Когда вы привязываете параметры к оператору SQL, вы можете PDO::PARAM_STR тип параметра, например PDO::PARAM_STR . Если вы этого не сделаете, введите значения по умолчанию в PDO::PARAM_STR . Каковы могут быть причины для конкретного задания типа каждого параметра? PDO :: PARAM_STR работает с любым параметром, как я знаю, по крайней мере, в MySQL. Я думаю, что даже с PDO :: PARAM_STR можно использовать даже с столбцами BLOB.

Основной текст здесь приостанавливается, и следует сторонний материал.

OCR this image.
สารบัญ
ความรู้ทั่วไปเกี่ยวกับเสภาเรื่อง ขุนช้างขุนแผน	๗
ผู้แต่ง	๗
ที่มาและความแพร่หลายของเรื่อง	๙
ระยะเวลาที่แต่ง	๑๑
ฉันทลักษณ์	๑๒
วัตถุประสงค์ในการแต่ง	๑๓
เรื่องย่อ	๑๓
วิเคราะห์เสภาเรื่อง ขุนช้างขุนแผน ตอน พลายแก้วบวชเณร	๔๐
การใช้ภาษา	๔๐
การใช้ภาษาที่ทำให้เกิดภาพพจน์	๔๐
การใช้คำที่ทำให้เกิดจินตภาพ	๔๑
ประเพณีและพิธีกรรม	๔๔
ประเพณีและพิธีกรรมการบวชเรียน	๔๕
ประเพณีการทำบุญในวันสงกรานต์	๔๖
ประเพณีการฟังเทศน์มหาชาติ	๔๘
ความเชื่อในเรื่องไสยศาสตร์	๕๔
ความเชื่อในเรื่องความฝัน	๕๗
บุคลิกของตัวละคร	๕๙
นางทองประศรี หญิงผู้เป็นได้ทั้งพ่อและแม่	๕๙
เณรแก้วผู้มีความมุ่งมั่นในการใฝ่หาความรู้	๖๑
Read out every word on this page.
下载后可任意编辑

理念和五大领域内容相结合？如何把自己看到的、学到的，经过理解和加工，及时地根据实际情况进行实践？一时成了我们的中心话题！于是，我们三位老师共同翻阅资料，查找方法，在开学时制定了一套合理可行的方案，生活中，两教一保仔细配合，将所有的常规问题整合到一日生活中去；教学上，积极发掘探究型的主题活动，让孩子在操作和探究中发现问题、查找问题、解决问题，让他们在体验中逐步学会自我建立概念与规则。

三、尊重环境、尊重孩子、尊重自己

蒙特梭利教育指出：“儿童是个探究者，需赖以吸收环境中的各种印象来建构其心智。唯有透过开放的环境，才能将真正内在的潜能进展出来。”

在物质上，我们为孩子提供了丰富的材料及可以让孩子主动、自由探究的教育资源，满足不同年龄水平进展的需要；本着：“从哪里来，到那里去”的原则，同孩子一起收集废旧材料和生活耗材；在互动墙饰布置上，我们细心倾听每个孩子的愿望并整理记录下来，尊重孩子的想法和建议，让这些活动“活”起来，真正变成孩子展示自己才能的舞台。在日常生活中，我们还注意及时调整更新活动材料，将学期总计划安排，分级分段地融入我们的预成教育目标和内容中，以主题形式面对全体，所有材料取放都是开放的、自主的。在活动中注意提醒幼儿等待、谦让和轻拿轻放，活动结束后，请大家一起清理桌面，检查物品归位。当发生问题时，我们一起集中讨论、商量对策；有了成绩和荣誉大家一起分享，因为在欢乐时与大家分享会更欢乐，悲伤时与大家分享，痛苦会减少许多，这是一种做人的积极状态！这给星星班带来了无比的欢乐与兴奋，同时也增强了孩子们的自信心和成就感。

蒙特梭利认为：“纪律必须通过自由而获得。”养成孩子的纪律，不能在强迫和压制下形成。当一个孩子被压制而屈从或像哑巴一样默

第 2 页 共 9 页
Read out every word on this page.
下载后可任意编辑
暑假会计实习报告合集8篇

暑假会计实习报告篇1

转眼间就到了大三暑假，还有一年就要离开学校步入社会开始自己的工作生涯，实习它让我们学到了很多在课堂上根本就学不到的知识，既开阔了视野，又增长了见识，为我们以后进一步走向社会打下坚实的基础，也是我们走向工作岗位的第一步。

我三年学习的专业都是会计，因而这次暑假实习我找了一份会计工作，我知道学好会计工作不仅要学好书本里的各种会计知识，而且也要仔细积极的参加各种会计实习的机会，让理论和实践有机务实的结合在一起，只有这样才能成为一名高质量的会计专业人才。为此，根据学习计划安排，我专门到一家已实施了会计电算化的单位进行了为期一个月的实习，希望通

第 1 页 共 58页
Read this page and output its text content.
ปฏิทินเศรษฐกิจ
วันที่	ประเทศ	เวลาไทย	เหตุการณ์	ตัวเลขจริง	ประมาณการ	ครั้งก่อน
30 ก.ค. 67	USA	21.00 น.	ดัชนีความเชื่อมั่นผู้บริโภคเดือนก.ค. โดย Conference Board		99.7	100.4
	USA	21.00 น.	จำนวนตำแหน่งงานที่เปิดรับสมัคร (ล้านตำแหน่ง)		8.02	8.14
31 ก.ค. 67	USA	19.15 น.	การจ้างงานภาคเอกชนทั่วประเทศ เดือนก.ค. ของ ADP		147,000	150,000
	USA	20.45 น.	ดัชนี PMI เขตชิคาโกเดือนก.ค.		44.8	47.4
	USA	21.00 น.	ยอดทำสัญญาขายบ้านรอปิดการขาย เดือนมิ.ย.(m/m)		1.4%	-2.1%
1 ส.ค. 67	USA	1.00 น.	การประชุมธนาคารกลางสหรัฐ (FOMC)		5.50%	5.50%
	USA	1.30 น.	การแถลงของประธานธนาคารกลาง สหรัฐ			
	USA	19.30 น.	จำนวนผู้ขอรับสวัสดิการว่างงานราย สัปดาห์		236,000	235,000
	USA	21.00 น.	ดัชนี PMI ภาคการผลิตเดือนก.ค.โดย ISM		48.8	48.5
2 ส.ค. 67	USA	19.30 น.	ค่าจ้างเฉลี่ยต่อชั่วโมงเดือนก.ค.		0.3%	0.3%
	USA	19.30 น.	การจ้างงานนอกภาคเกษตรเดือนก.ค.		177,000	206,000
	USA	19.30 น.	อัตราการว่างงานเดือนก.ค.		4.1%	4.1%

PDO :: PARAM_STR не вводит SQL-инъекцию, потому что у вас все еще есть подготовленные запросы.
Использование PARAM_STR всегда работает в значениях столбцов, потому что mySQL неявно преобразует значения в правильный тип там, где он может , но в этом запросе он не будет работать:
$limit = 1; $dbh->prepare("SELECT * FROM items LIMIT :limit"); $dbh->bindParam(":limit", $limit, PDO::PARAM_STR); // Will throw "You have an error in your SQL syntax..."
следует использовать PARAM_INT где это необходимо, для случаев, подобных приведенным выше, и готовиться к работе с базами данных, отличными от mySQL, которые могут быть более строгими в ожидаемых.
лично я не вижу причин, пока у вас есть этот атрибут:
$dbh->setAttribute( PDO::ATTR_EMULATE_PREPARES, false );
поэтому он автоматически обнаружит случай LIMIT
во всяком случае, я бы предпочел определить тип в заполнителе, а не в функции привязки.
Однако мой опыт работы с PDO не настолько силен. Я только что попробовал и решил вернуться к простому mysql.